Заявление Леймюнкери озадачило Федора Исидоровича. Оно не увязывалось в его сознании с образом Координаторов, которые в финансовых вопросах проявляли граничившую с абсурдом жесткость. Вдруг такое расточительство! Шперк был наслышан о «Парадоксе Взрывающегося Тысячелетия» еще в пору первых экспедиций с командой Репликаторов. О Боханнооргане почти никто толком ничего не знал. Это был какой-то заурядный программист из провинции, сделавший открытие, сущность которого была не очень понятна. Арновааллен никогда не забывал о возбужденном предчувствии перемен, которыми жили многие от Альфа-Рау до дальних спиралей Тиниуса. Возможно, поэтому самоуверенная болтовня Леймюнкери произвела на него большее впечатление, чем душеспасительные беседы с Главным системотехником. Он решил углубить тему разговора в надежде, что Куколка чуть приоткроет тайну «Парадокса Боханнооргана».
– Право, обидно, – вздохнул Федор Исидорович. – Нам, репликаторам, подчас приходилось считать копейки и торговаться с Ведомством, как с последним менялой. А у вас были такие условия! Понимаю, игра с будущим – это крупная игра. Можно кое-чем и пожертвовать, особенно если речь идет о закрытых исследованиях.

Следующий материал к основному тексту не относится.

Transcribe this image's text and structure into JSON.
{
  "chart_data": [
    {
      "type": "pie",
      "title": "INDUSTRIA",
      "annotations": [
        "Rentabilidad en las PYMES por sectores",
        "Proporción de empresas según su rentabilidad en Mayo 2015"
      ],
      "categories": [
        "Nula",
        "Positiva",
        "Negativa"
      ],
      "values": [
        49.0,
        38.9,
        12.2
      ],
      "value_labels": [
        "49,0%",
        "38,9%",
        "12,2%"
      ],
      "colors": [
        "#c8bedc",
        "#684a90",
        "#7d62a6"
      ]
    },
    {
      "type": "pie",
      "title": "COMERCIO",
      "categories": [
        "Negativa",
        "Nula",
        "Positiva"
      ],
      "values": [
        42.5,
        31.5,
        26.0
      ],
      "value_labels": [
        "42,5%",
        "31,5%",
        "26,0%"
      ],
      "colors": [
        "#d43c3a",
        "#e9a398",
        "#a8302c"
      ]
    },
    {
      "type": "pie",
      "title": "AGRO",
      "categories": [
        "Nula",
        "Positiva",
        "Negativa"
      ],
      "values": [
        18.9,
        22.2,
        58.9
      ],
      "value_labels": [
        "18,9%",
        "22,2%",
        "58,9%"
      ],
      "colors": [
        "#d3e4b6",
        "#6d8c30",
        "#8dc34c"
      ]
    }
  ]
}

– Чепуха! – перебила его Леймюнкери. – О парадоксе болтали на каждом фарлонге. Согласна: о Боханнооргане стыдливо молчали. Программисту вообще не стоило соваться в проблематику Большой Октавы. Скажу больше: было сделано все, чтобы придать открытию характер пошлого анекдота, вроде апории об Ахиллесе и черепахе. В таком виде парадокс был не страшен, и можно было субсидировать группу прорыва. Так удалось одурачить массу простачков. А между тем, проблема оставалась.
– Даже так? – удивился Шперк. – Значит, и я…
– Значит, и вы были мистифицированы, – подтвердила контактолог. – Но, если вы и вправду такой смельчак, могу открыть механику фокуса.
– Сделайте милость, – попросил Шперк, подыгрывая настроению Куколки.
Леймюнкери самодовольно улыбнулась:
– Нет, капитан, так дело не пойдет. Вспомните для начала пару азбучных истин и дайте краткое определение концепции «Взрывающихся Тысячелетий». Мы сократим путь вдвое.
– Какая пошлость! – возмутилась Ирнолайя. – Неужели вы станете говорить о таких вещах в этой зловонной дыре?